# lubricant recomendations for my lathe?



## wrenchbender (Dec 30, 2012)

I recently acquired a 13" tool room lathe and I am having no luck finding the recommended oils here in southern mb. the recommendations are all over the board from grease to motor oil cut with wd40. I would greatly appreciate a bit of help. I can have the SB stuff sent up but the freight is nearly heart attach inducing. we have a local Petro can distributor that has a lot of oils, but they haven't had any luck crossing over the numbers on my lube chart. I think it is because of the age of the lathe.

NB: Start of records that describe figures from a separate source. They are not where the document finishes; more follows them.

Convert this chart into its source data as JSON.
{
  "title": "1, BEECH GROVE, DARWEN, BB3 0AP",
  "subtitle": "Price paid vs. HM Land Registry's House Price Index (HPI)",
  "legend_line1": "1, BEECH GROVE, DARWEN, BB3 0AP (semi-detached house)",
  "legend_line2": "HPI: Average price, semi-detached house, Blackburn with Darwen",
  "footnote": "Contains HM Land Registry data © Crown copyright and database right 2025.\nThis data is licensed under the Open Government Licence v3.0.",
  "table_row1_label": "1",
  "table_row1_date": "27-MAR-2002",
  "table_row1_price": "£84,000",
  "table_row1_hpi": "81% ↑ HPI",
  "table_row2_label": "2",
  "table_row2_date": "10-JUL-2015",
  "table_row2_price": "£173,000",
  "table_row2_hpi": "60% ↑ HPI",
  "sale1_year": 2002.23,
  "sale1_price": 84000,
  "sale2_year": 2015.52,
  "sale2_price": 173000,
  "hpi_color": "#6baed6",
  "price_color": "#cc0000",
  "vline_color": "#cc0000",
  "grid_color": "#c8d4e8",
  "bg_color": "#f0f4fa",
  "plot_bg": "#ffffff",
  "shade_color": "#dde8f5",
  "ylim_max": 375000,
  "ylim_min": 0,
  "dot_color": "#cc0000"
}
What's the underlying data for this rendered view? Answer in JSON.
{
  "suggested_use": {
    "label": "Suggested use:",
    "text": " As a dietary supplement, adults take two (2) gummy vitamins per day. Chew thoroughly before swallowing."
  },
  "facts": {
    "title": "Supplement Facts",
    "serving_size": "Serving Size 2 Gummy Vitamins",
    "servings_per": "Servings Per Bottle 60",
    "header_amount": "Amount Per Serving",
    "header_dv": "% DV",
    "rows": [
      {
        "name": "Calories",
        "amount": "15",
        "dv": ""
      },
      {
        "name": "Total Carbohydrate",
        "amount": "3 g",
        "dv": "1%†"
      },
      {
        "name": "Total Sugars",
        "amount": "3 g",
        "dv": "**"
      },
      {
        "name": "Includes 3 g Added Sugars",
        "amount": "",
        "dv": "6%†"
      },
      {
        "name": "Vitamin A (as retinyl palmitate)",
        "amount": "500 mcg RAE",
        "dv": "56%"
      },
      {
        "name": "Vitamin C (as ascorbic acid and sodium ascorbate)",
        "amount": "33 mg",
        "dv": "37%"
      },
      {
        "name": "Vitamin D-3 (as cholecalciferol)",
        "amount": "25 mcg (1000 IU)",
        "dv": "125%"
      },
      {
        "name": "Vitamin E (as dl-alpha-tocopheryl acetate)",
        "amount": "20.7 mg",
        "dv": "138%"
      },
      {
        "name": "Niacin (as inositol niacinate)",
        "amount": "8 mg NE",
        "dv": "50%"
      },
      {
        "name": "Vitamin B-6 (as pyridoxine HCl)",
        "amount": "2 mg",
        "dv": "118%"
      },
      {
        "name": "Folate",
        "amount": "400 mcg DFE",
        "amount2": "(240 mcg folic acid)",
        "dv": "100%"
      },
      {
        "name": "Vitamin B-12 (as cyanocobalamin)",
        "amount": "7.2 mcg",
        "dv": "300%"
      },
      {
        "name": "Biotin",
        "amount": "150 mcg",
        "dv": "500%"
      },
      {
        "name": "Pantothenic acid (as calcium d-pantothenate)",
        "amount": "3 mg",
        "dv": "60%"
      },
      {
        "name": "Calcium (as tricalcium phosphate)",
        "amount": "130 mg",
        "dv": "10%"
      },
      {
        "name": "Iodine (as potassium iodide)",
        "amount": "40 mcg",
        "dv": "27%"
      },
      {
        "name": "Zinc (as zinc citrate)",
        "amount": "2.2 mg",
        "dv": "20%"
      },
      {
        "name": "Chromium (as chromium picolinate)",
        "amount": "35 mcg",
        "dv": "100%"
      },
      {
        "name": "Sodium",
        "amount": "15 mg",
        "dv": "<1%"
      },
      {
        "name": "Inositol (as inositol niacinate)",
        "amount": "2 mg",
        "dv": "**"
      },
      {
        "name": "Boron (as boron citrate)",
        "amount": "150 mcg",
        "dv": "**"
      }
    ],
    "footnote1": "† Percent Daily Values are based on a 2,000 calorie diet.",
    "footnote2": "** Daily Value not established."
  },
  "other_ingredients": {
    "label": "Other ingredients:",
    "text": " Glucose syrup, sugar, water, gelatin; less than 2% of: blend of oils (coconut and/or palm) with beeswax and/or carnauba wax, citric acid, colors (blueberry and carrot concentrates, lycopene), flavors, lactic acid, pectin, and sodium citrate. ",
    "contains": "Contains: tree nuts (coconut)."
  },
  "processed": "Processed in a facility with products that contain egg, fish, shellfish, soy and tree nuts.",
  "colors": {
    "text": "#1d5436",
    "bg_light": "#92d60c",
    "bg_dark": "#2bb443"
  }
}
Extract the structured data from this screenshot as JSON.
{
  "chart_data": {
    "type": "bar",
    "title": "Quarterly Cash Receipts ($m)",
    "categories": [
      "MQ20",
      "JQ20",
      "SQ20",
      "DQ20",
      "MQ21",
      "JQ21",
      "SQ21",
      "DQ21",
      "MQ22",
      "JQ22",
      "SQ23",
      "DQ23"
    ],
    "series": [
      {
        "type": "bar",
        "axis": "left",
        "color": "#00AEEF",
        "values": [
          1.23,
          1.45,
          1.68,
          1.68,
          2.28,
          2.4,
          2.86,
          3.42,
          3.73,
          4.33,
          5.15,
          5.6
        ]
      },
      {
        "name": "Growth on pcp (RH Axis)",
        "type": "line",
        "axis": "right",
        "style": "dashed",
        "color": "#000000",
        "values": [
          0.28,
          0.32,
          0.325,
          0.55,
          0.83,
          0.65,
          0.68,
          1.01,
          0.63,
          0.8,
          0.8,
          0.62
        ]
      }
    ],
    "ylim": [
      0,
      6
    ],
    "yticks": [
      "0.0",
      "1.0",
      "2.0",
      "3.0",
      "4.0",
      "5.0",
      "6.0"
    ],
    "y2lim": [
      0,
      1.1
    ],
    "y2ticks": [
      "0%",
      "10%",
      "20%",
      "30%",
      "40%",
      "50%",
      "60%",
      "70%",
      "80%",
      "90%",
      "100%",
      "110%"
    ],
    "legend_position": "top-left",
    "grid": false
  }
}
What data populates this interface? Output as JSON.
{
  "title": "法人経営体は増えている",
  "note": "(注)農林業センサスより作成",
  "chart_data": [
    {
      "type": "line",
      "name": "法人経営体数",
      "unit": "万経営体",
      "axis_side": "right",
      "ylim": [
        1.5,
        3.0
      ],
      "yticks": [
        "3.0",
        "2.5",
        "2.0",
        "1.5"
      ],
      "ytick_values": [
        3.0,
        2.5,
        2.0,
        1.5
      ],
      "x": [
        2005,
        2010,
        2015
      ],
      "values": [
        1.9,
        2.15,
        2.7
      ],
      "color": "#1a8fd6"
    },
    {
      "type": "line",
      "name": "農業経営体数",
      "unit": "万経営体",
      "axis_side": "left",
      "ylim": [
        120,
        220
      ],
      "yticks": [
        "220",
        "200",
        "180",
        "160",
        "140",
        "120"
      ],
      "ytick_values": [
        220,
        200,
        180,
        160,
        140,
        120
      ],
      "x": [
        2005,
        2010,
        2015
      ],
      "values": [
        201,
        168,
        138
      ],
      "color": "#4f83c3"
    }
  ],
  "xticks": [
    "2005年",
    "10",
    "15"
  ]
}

much thanks and a happy new year to all.
John


----------



## ultrapan (Dec 30, 2012)

I bought mine from these guys on ebay it showed up really fast http://www.ebay.com/itm/2-PINTS-SOU...190?pt=LH_DefaultDomain_0&hash=item33769869fe


----------



## macrnr (Dec 30, 2012)

check this out.


----------



## wrenchbender (Dec 30, 2012)

thx to all of you guys for responding the link by macrnr is what i am looking for. I can have the local guys cross reference it and get me locally sourced oil.
the problem with getting oil from the U.S. is the freight to get it over the border with the hazmat side of things. 
thx again.


----------



## SE18 (Dec 30, 2012)

Enco sells lubes by the gallon, about $20 per; includes most mentioned

I always wondered why the gearbox oil is different than the gears on the headstock (reversing gears, and all the others as you open the side door). I'm using a 9A Southbend.

Also, the most confusing thing I have yet to figure out is whether or not to put oil or grease in the 2 motor gits (GE 1/2 HP, I'm assuming original from 1942). I have yet to figure which is correct.

Dave


----------